In my article, Dodd-Frank: Quack Federal Corporate Governance Round II, I argued that say on pay was likely to prove ineffective:
The effectiveness of say on pay is highly contested. The Senate committee report argued that:
The UK has implemented ‘‘say on pay’’ policy. Professor John Coates in testimony for the Senate Banking Committee stated that the UK’s experience has been positive; ‘‘different researchers have conducted several investigations of this kind . . . These findings suggest that say-on-pay legislation would have a positive impact on corporate governance in the U.S. While the two legal contexts are not identical, there is no evidence in the existing literature to suggest that the differences would turn what would be a good idea in the UK into a bad one in the U.S.’’
In contrast, Professor Jeffrey Gordon argues that the U.K. experience with say on pay makes a mandatory vote a “dubious choice.” First, because individualized review of compensation schemes at the 10,000-odd U.S. reporting companies will be prohibitively expensive, activist institutional investors will probably insist on a narrow range of compensation programs that will force companies into something close to a one size fits all model. Second, because many institutional investors rely on proxy advisory firms, a very small number of gatekeepers will wield undue influence over compensation. This likely outcome seriously undercuts the case for say on pay. As we have seen, proponents of say on pay claim it will help make management more accountable, but they ignore the probability that say on pay really will shift power from boards of directors not to shareholders but to advisory firms like RiskMetrics. There’s good reason to think that boards are more accountable than those firms. “The most important proxy advisor, RiskMetrics, already faces conflict issues in its dual role of both advising and rating firms on corporate governance that will be greatly magnified when it begins to rate firms on their compensation plans.” Ironically, the only constraint on RiskMetrics’ conflict is the market—i.e., the possibility that they will lose credibility and therefore customers—the very force most shareholder power proponents claim doesn’t work when it comes to holding management accountable.

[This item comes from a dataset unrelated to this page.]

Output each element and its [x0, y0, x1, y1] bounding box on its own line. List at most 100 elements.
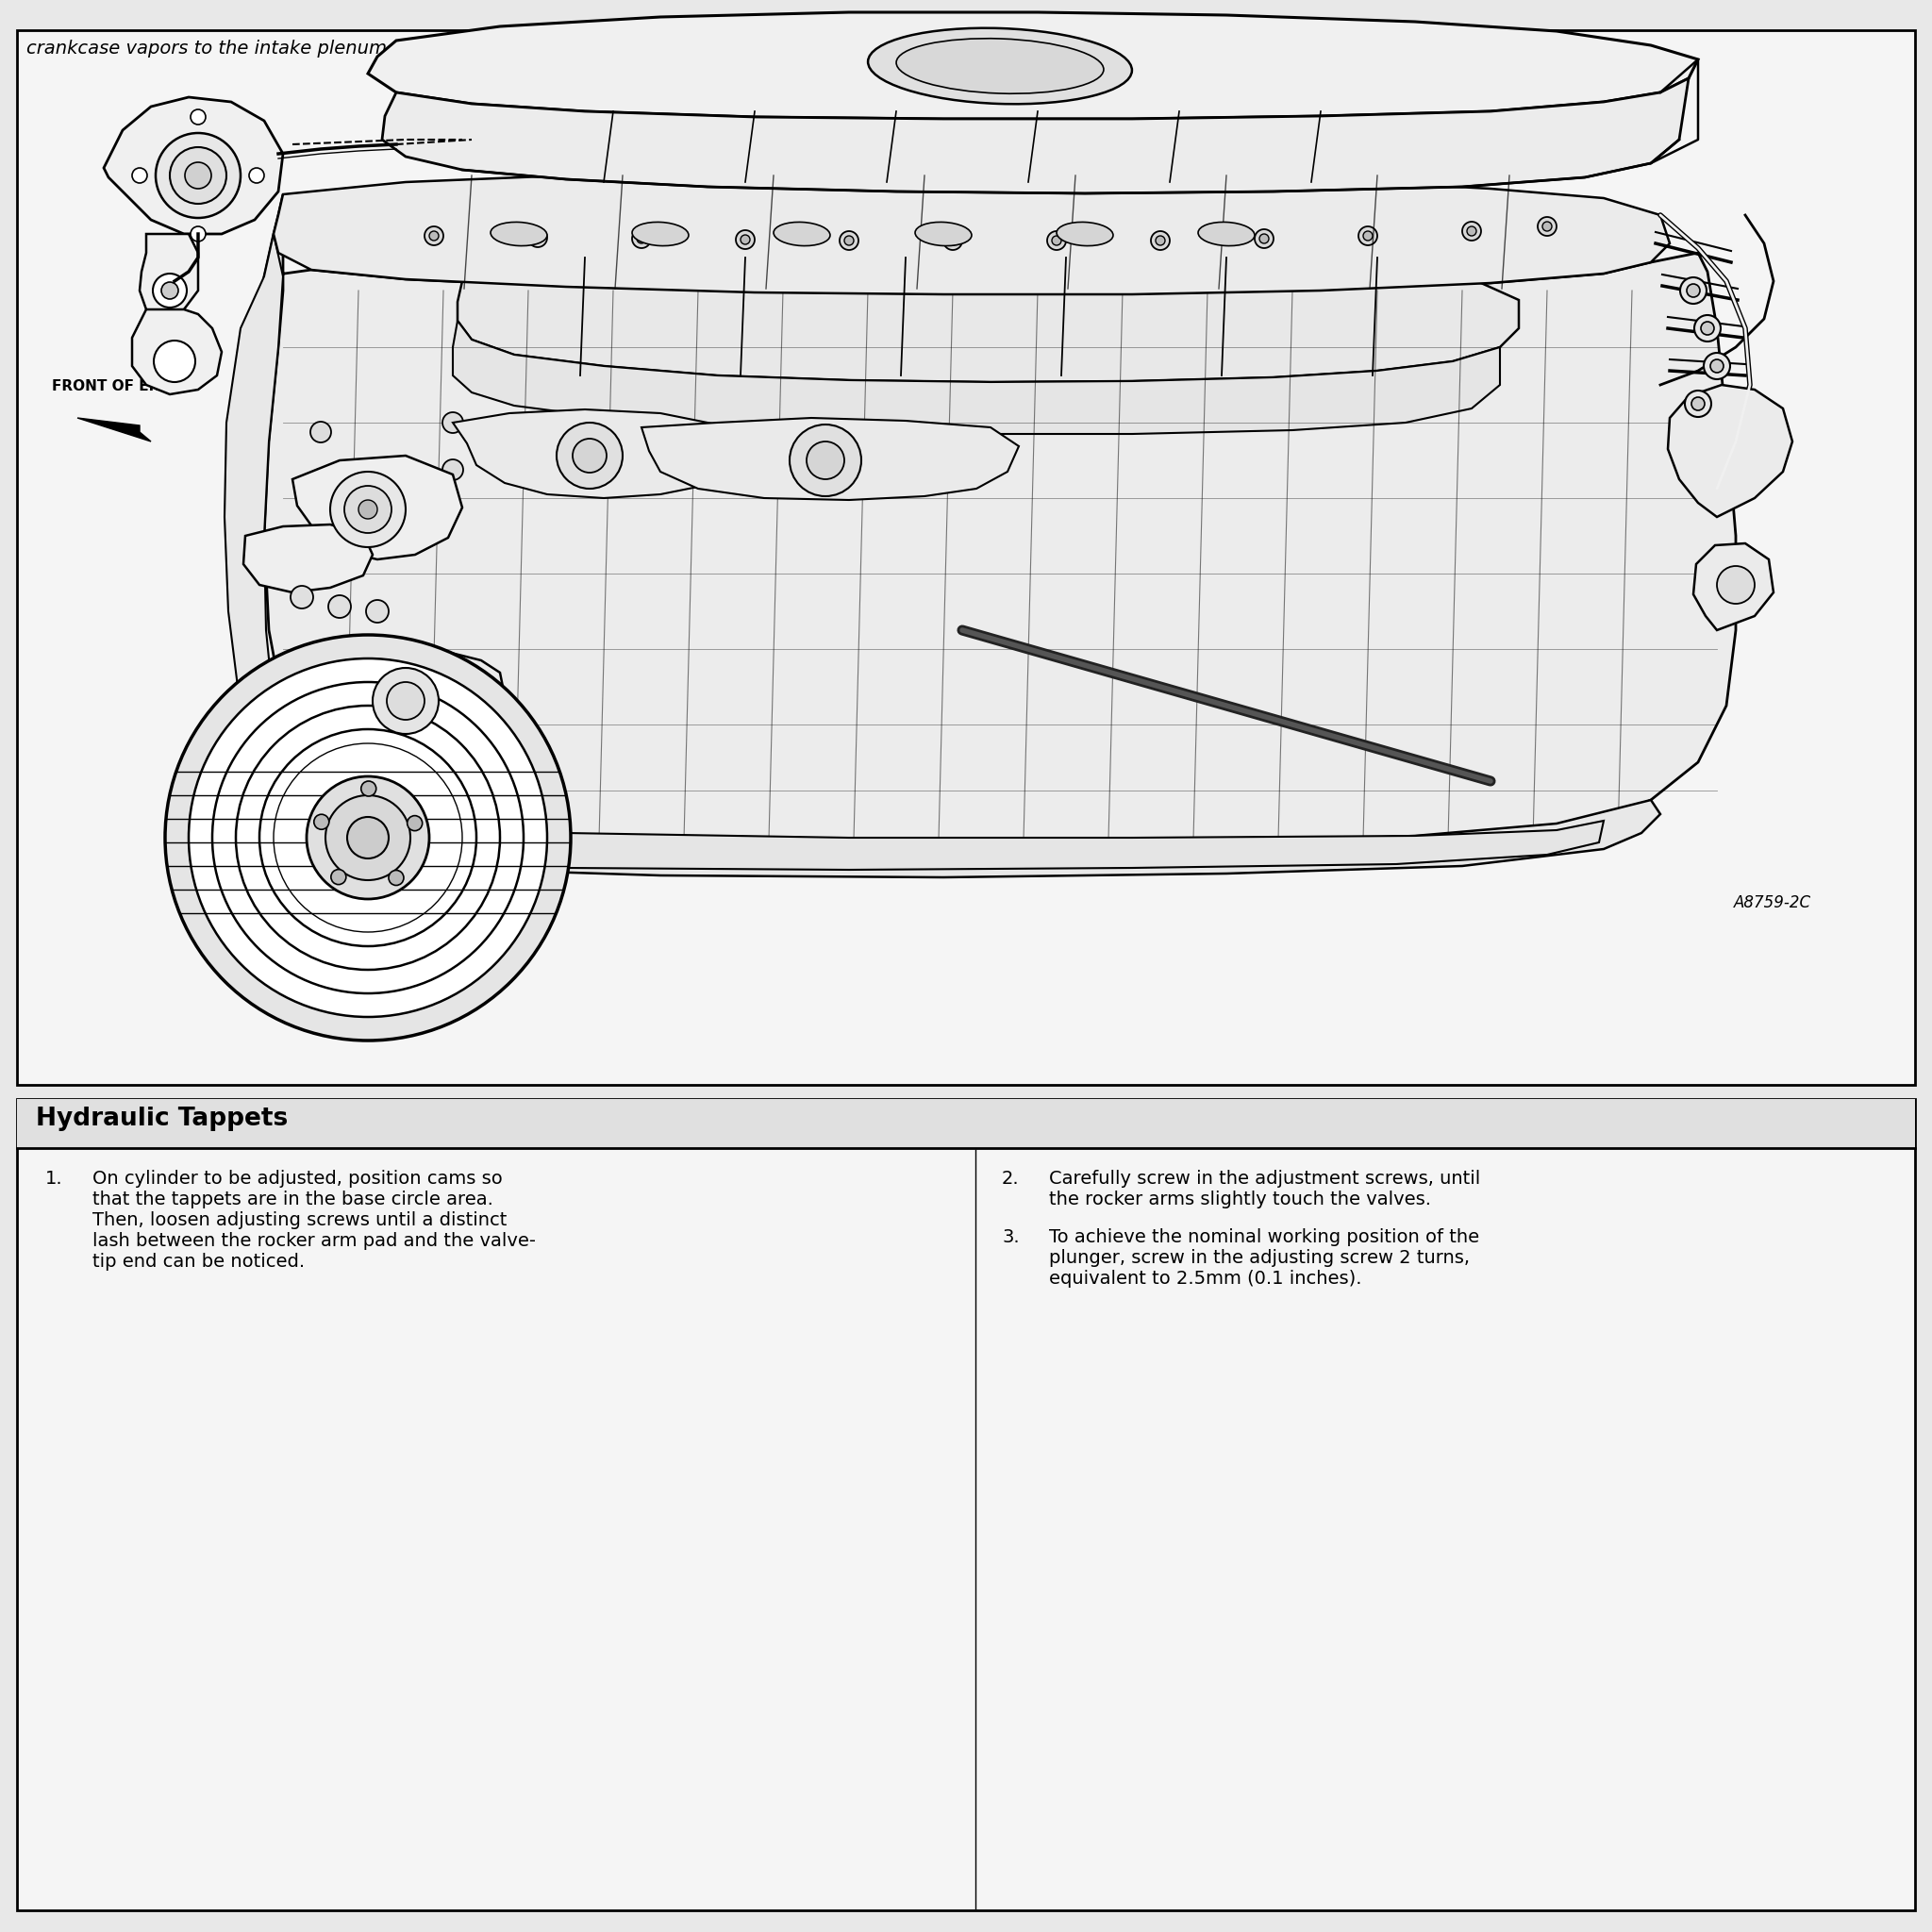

As for the U.K. experience, Gordon’s review of the empirical evidence finds that shareholders almost invariably approve the compensation packages put to a vote. He further finds that while there is some evidence that pay for performance sensitivity has increased in the U.K., executive compensation has continued to rise “significantly” in the U.K. Indeed, the growth rate for long-term incentive plans has been “higher” than in the U.S.
Gordon concludes “that ‘say on pay’ has some downsides even in the United Kingdom, downsides that would be exacerbated by a simple transplant into the United States.” He recommended that any federal rule be limited to an opt-in regime or, if some form of mandatory regime was politically necessary, that it be limited to the very largest firms. As we have seen, Congress went in a different direction, despite the considerable uncertainty as to whether say on pay will be effective.

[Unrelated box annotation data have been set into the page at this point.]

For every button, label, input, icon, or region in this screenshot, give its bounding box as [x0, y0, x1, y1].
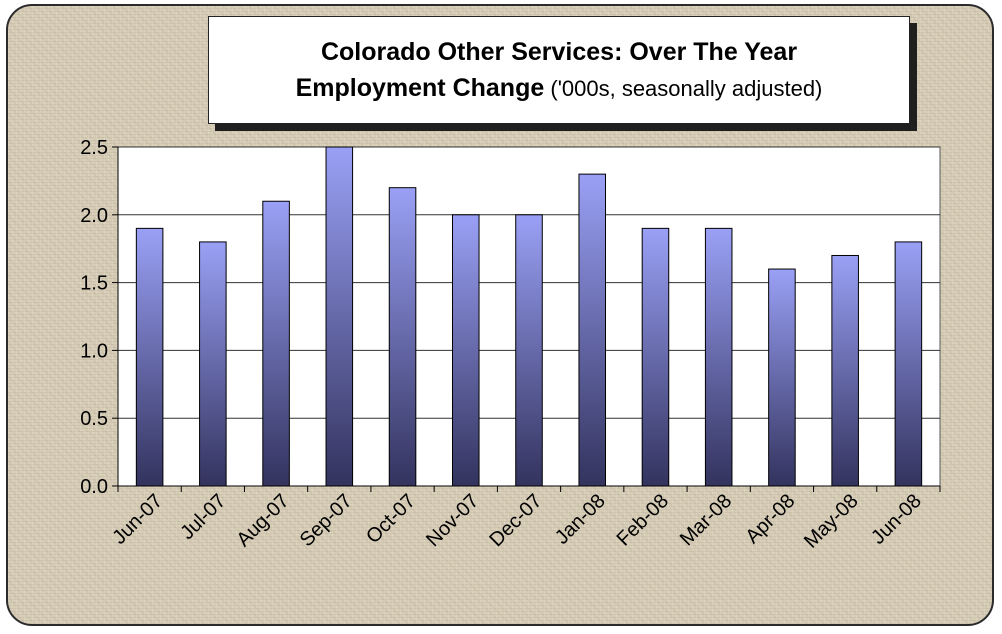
- bar-nov-07: [451, 214, 480, 487]
- chart-title-line2: Employment Change ('000s, seasonally adj…: [209, 70, 909, 107]
- y-tick-label: 2.0: [80, 205, 108, 227]
- bar-jun-08: [894, 241, 923, 487]
- bar-sep-07: [325, 146, 354, 487]
- bar-feb-08: [641, 227, 670, 487]
- bars: [135, 146, 923, 487]
- x-tick-label: Jun-07: [108, 490, 167, 549]
- y-tick-label: 1.5: [80, 273, 108, 295]
- bar-oct-07: [388, 187, 417, 487]
- x-tick-label: Aug-07: [232, 490, 293, 551]
- x-tick-label: Feb-08: [613, 490, 673, 550]
- x-tick-label: Sep-07: [296, 490, 357, 551]
- x-tick-label: Apr-08: [741, 490, 799, 548]
- bar-jun-07: [135, 227, 164, 487]
- x-tick-label: Nov-07: [422, 490, 483, 551]
- bar-jan-08: [578, 173, 607, 487]
- bar-jul-07: [199, 241, 227, 487]
- x-tick-label: Jan-08: [551, 490, 610, 549]
- x-tick-label: May-08: [800, 490, 863, 553]
- x-tick-label: Jun-08: [867, 490, 926, 549]
- bar-apr-08: [768, 268, 796, 487]
- x-tick-label: Jul-07: [176, 490, 230, 544]
- y-tick-label: 0.5: [80, 408, 108, 430]
- chart-title-emphasis: Employment Change: [295, 73, 545, 102]
- chart-title-line1: Colorado Other Services: Over The Year: [320, 37, 798, 66]
- bar-aug-07: [262, 200, 290, 487]
- y-axis: 0.0 0.5 1.0 1.5 2.0 2.5: [80, 137, 119, 498]
- chart-title-units: ('000s, seasonally adjusted): [544, 75, 823, 101]
- x-tick-label: Mar-08: [676, 490, 736, 550]
- y-tick-label: 0.0: [80, 476, 108, 498]
- x-tick-label: Oct-07: [362, 490, 420, 548]
- y-tick-label: 2.5: [80, 137, 108, 159]
- chart-title-box: Colorado Other Services: Over The Year E…: [208, 16, 910, 124]
- bar-dec-07: [515, 214, 543, 487]
- x-tick-label: Dec-07: [485, 490, 546, 551]
- bar-may-08: [831, 254, 859, 487]
- x-axis: Jun-07 Jul-07 Aug-07 Sep-07 Oct-07 Nov-07 Dec-…: [108, 485, 941, 553]
- bar-mar-08: [704, 227, 733, 487]
- y-tick-label: 1.0: [80, 340, 108, 362]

With the first proxy season since say on pay became law behind us, we now see that it has indeed proved ineffective. Broc Romanek reports:
Last month, Premiere Global Services became the 40th company to file a Form 8-K reflecting a failure to get majority support for it's say-on-pay agenda item (47%). ... 40 failures is less than 2% of all companies that had say-on-pay on their ballot this season.
So what can we conclude? First, I must confess to be surprised how little influence ISS had on the process. ISS recommended no votes at about 12% of listed companies it analyzed. Pay packages at companies that got a negative ISS recommendation received a lower percentage of favorable votes than those at companies where ISS made a positive recommendation, but the vast majority still passed with room to spare. This assuages concerns that ISS would prove to be the proverbial 800 pound gorilla, but it does not eliminate the conflict of interest ISS has. Government regulators still need to take a hard look at ISS and other proxy advisory firms.
Second, I come away persuaded activist investors remain rare. The data suggest that shareholder governance activism is still concentrated among state and local government pension funds, union pension funds, and individual gadflies. It's good news that they remain a minority, but their activism remains troubling since they are often the investors most likely to use governance activism to advance a private agenda.
Third, and back to surprises, I must admit to being surprised at the number of lawsuits filed against firms at which there was a no vote. What part of advisory and nonbinding do the plaintiffs and their lawyers fail to understand?
If I were the czar of corporate governance, I'd throw out the Dodd-Frank say on pay rules and replace them with an opt-in regime.